Diferentes entidades de pesquisa têm realizado exames em pescados e mariscos das áreas com vestígios, tanto nos Estados do Nordeste quanto no Espírito Santo e no Rio de Janeiro, para verificar a possibilidade de contaminação. O último informe do Ministério da Agricultura, de 29 de novembro, sustenta que o consumo de pescado das áreas afetadas não representa risco à saúde pública. Cita um exame realizado pelo Laboratório Federal de Defesa Agropecuária em Santa Catarina em 66 amostras de peixe, camarão e lagosta, no qual foi encontrado um nível preocupante de contaminação em duas espécies (albacoara branca e budião). Mesmo assim, conforme o órgão, o risco só existiria com o consumo desses pescados durante anos. “Mas isso é algo que precisa ser averiguado outra vez porque eles [pescados] acumulam substâncias nos corpos, então é algo que ainda merece alguma cautela”, pondera Wongo.

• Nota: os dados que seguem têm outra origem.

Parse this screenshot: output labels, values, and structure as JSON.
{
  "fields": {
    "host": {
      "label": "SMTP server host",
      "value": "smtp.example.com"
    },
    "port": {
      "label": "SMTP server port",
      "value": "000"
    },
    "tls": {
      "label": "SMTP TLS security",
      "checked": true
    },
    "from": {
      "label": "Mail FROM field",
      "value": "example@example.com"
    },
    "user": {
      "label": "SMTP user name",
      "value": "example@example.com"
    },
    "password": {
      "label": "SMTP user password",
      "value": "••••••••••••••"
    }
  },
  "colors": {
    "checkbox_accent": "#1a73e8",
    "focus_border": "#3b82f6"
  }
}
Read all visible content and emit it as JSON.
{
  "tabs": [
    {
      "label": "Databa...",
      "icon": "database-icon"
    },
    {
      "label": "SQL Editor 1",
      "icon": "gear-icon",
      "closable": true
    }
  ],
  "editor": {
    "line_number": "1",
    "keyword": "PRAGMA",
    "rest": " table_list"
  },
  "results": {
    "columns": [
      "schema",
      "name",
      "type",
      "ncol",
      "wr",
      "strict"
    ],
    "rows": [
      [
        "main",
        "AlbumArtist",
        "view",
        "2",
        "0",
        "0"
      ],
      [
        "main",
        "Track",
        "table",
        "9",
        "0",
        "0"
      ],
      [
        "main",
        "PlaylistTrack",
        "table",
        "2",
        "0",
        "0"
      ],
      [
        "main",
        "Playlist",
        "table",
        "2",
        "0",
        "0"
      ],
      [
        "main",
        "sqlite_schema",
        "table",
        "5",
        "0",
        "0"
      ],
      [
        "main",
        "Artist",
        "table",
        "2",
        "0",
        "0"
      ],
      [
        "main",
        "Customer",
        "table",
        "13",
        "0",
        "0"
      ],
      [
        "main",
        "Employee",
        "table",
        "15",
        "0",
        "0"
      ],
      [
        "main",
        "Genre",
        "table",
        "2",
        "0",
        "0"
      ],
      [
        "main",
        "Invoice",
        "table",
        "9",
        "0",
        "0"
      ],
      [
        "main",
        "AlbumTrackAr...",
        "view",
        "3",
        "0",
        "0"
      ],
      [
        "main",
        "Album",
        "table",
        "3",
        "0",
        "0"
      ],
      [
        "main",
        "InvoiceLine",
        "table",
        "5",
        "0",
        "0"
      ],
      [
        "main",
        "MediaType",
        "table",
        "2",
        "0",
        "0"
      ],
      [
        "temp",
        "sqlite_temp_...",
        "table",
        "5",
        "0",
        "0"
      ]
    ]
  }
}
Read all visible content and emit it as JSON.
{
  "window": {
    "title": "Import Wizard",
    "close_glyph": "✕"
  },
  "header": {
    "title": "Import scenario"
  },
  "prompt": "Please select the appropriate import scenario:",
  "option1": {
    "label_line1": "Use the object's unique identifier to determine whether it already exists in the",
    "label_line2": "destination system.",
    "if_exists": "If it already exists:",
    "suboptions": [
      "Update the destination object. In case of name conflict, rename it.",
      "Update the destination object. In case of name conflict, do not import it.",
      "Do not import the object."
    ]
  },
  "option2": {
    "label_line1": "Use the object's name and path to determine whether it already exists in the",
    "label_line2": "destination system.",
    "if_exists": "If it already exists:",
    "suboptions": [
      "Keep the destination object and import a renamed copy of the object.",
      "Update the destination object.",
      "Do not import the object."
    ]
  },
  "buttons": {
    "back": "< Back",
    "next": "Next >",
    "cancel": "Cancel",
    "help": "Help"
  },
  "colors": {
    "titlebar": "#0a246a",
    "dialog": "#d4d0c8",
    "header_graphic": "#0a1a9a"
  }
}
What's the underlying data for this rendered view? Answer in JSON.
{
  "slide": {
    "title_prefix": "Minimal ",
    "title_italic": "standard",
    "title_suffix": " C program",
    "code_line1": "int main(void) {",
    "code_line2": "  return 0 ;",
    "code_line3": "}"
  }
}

A questão é que não há precisão sobre o nível de contaminação após o vazamento de óleo na costa brasileira. Segundo o oceanógrafo Marcos Bernardes, embora muitas iniciativas de pesquisa tenham sido iniciadas por diversas instituições e universidades, falta um monitoramento anterior para uma interpretação mais clara do quanto e de como esse derrame recente afetou a vida marinha e a saúde humana. “Infelizmente, mesmo após desastres ambientais de proporções históricas no Brasil, o monitoramento ambiental no país ainda é muito precário. O mesmo vale para o caso do óleo. Poucos meses e parece que a sociedade brasileira se esqueceu da importância de saber quais os impactos desse derrame inclusive para a saúde humana”, diz.
Bernardes cita que, na Bahia, foi observada contaminação em menos de 10% dos pescados. No entanto, defende que, na ausência de estudos similares anteriores e contínuos, fica difícil se fazer inferências sobre o grau de influência do vazamento recente na qualidade do pescado consumido. “Em diferentes Estados, diversos estudos estão ocorrendo para se ter um monitoramento da situação. Esse tipo de iniciativa deveria ser permanente, uma vez que não podemos nos esquecer que as fontes de poluição são contínuas, em menores quantidades, mas estão no nosso cotidiano e não nos damos conta disso da forma como deveria ser”, afirma.
Bernardes explica que, em princípio, o óleo deve ficar mais concentrado no sedimento e nos organismos marinhos e estuarinos das áreas afetadas e que, na água do mar, a tendência é que o óleo se disperse mais rapidamente. A ausência daquelas manchas espessas de óleo, observadas principalmente entre setembro e novembro, reduziria a percepção de risco. Na Bahia, o Estado que mantém o maior número de localidades com vestígios de óleo, a Secretaria de Turismo reconhece que houve uma “apreensão natural” com a chegada das manchas de óleo nas praias baianas, mas afirma que não houve impacto significativo no turismo. O órgão diz que a expectativa é de que o Estado receba 6,2 milhões de turistas no verão deste ano, 4,5% a mais que no do ano passado.